Orages dans la Loire : des exploitations risquent de "fermer pour cinq minutes de grêle", alertent les Jeunes Agriculteurs

Les orages qui arrivent sur la ville de Saint-Etienne, dans la Loire, samedi 15 juin.
Les orages qui arrivent sur la ville de Saint-Etienne, dans la Loire, samedi 15 juin. (MAXPPP)

Après le passage des orages violents, les agriculteurs du département constatent les dégâts.

Au lendemain des violents orages et de la grêle qui ont touché neuf départements du sud-est de la France, les agriculteurs de la Loire découvrent leurs exploitations dévastées et font le bilan, rapporte France Bleu Saint-Étienne Loire.

Des exploitations ravagées

À Saint-Victor-sur-Loire, Jean-Marc Bertholle découvre que seuls 20 hectares, sur les 115 que compte son exploitation, sont en bon état. "On dirait que c'est broyé, il n'y a plus rien. Toutes les récoltes de foin, de maïs et de céréales sont anéanties", déplore l'agriculteur, installé avec son frère depuis 16 ans. Les récoltes de foin devaient démarrer d'ici une quinzaine de jours.

"Les bras, on ne peut pas les baisser plus bas, c'est dur, confie-t-il à France Bleu. C'est le coup de trop, après deux très grosses sécheresses. Cette année ne commençait pas bien, mais ça s'était arrangé ces dernières semaines... Et maintenant, tout est par terre".

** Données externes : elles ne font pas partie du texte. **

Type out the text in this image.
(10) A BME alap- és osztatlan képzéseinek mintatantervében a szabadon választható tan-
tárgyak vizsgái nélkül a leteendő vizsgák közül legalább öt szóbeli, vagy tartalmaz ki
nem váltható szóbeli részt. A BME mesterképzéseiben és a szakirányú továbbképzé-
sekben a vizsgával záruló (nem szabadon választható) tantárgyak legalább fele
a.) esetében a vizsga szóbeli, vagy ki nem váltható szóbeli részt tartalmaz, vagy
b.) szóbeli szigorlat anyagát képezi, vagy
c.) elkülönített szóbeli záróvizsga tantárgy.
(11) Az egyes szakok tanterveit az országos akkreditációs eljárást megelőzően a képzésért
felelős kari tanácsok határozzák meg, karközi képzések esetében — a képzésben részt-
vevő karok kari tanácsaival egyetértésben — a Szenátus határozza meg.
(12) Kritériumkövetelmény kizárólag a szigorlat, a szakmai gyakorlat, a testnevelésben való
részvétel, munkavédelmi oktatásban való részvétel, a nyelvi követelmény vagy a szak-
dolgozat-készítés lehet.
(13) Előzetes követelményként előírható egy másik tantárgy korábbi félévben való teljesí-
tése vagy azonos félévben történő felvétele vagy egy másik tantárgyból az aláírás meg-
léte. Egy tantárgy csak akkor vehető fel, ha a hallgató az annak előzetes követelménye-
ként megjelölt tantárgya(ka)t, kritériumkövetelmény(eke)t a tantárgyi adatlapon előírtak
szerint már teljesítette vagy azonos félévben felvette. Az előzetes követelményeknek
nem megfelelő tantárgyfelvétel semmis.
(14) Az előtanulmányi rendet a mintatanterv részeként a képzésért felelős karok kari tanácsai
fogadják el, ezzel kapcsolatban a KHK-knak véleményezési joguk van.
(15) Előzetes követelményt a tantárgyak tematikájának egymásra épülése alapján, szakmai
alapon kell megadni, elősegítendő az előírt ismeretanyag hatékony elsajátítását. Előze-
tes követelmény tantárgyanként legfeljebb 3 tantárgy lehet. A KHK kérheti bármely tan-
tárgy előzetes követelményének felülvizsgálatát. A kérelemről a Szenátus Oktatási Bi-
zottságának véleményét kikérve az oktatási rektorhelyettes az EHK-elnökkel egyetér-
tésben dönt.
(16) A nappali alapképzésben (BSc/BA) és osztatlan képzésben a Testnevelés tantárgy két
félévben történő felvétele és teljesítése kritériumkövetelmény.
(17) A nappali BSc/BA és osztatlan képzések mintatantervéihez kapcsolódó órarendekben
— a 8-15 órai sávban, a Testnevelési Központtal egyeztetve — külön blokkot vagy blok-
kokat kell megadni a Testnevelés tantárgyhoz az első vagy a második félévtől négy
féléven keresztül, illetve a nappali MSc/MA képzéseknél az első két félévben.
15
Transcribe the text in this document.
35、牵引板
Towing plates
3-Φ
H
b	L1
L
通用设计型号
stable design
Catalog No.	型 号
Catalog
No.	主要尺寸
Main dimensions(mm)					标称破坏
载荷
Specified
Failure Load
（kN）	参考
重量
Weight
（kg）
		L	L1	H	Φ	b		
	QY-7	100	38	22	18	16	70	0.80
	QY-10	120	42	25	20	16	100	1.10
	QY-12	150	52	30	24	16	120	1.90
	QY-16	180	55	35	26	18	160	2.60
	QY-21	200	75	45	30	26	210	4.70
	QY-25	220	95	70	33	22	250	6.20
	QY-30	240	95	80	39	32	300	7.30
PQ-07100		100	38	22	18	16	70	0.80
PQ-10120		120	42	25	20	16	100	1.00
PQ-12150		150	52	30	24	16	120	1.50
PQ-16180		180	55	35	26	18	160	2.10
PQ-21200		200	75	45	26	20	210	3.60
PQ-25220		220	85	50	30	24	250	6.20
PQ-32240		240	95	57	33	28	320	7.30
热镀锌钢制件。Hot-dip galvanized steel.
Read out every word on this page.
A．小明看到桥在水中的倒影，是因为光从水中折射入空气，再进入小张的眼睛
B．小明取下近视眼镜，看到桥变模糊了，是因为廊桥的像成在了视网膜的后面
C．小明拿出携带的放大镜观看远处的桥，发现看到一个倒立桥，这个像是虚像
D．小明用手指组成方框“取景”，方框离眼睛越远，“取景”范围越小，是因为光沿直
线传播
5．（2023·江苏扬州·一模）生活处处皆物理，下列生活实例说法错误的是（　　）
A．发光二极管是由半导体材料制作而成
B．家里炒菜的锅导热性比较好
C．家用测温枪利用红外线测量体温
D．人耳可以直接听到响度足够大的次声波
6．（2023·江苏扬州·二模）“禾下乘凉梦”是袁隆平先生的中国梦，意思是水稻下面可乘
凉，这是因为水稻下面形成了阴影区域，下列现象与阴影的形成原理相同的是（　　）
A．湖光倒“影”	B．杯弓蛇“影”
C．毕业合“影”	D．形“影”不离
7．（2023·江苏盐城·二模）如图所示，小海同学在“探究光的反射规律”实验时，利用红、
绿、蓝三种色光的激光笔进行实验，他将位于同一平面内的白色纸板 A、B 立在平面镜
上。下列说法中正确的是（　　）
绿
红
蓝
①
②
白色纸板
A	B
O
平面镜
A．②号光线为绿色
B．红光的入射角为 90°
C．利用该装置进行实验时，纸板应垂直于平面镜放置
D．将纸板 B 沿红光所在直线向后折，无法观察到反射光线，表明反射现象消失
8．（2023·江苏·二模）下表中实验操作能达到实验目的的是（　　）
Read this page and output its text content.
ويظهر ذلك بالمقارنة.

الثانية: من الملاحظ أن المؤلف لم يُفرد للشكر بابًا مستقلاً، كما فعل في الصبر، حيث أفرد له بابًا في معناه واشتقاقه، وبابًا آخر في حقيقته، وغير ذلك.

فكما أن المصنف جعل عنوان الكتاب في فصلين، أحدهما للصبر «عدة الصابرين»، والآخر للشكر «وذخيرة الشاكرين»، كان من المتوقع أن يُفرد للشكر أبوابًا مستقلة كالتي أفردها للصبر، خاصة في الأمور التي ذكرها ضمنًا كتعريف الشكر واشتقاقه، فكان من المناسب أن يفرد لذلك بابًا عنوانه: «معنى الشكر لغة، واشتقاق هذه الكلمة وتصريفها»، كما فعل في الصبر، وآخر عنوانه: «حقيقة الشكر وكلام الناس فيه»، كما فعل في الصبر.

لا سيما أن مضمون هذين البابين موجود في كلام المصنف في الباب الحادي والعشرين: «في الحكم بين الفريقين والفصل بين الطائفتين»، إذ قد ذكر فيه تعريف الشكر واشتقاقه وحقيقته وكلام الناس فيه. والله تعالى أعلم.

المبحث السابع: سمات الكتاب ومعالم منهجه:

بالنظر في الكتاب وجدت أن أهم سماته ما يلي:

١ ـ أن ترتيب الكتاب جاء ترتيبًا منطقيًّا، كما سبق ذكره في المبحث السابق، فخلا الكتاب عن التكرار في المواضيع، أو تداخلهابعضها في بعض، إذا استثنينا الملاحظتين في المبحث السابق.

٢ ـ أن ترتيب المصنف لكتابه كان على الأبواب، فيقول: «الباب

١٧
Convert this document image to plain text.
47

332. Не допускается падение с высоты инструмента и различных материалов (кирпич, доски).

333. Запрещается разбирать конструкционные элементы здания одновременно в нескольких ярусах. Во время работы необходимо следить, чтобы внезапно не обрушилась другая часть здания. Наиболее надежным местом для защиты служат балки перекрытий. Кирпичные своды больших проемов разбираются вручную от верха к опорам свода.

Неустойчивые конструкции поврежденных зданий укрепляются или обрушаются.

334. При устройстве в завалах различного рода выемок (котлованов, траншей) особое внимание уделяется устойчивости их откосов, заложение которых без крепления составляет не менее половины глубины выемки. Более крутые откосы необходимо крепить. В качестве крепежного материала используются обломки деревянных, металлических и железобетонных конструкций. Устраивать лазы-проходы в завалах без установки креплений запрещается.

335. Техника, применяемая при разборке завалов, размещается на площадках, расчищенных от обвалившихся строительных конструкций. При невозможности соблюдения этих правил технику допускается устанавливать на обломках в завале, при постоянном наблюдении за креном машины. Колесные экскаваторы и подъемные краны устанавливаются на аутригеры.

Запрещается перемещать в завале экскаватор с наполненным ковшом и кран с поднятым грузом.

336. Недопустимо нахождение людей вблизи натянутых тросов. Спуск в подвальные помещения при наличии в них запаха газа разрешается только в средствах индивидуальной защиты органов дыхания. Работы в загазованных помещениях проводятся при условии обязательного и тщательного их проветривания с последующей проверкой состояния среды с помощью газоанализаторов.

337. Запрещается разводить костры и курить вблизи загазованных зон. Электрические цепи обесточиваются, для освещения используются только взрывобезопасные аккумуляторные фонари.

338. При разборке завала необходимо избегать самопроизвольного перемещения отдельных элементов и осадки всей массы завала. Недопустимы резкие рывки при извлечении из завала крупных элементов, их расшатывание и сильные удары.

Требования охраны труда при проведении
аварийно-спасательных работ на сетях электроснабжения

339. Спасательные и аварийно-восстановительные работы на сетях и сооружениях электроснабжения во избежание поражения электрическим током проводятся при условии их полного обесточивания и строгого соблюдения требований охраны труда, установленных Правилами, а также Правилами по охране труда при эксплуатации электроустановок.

Cinq minutes de grêle, mais de gros dégâts 

En l'espace de cinq minutes, les grêlons ont détruit une grande partie du travail des agriculteurs de la couronne stéphanoise. Dimanche 16 juin, les responsables de la FDSEA et des Jeunes agriculteurs ont fait le tour de certaines exploitations pour mesurer l'ampleur des dégâts. Pour l'instant, le périmètre se dessine entre les communes de Rozier-Côte d'Aurec, Unieux, Firminy, Roche-la-Molière, Saint-Genest-Lerpt et Villars.

"Les agriculteurs qui sont assurés pour la paille et les maïs peuvent espérer une petite indemnisation, mais la plupart des agriculteurs de notre secteur ne le sont pas. Donc il n'y aura pas grand-chose, il faut regarder avec l'administration", explique Jean-Luc Perrin, agriculteur à Saint-Maurice-en-Gourgeois et secrétaire général de la FDSEA 42. "On a l'esprit du monde agricole, on ne va pas se laisser abattre comme ça, on va rebondir, il le faut", poursuit-il.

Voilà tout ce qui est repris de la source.